Judges Paul Higginbotham, Paul Lundsten and Margaret Vergeront all took direct shots at Olson and the MMAC’s briefs, finding factual errors and questionable interpretations. Lundsten and Vergeront were circumspect in their questions, asking Olson to help them understand the MMAC’s arguments, but Higginbotham admitted he was showing his hand and was unconvinced by the arguments made by the business lobby.

At one point, Higginbotham asserted that victims of domestic abuse clearly suffered from physical and mental illness and assumed that Olson would agree. The attorney replied that he did.
MMAC President Timothy Sheehy, who attended with his wife, would not comment about how he felt the session had gone, referring questions to Olson who said, “It’s always hard to tell. I’ve been in courtrooms where I’ve been grilled by judges and still won the case.”
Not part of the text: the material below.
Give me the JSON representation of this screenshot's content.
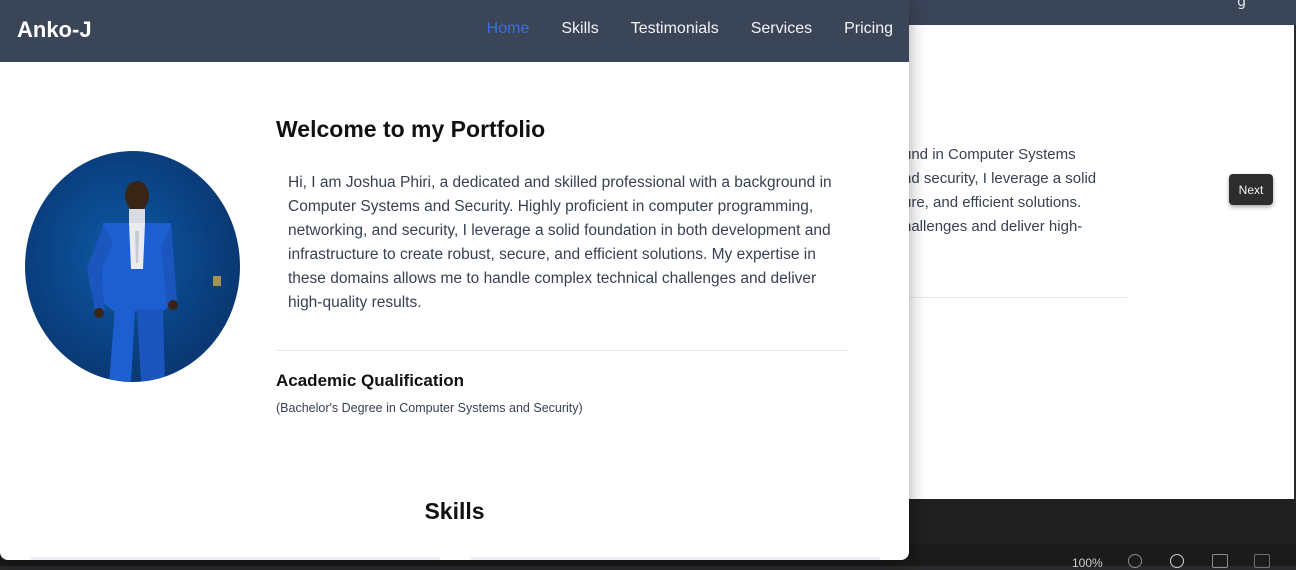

Quindel would not respond to questions about the session. Amy Stear, organizing director of Wisconsin’s 9 to 5 traveled to Madison in a bus with about 50 supporters.

“We have to be careful about what we say, but we have a great deal of confidence in our attorney and feel her arguments were well-reasoned,” she said. “The judges seemed to ask good questions, and we are hopeful for a fair outcome.”

There is no indication when the court will issue its ruling and, as Judge Cooper predicted, it is likely that additional appeals are likely. In Madison and in Milwaukee, in Massachusetts and in Washington, DC, with health care reform and with paid sick leave, the struggle for reform continues.

It brings to mind the hopeful quote often attributed to the Rev. Dr. Martin Luther King, Jr.:

“The arc of the moral universe is long, but it bends toward justice.”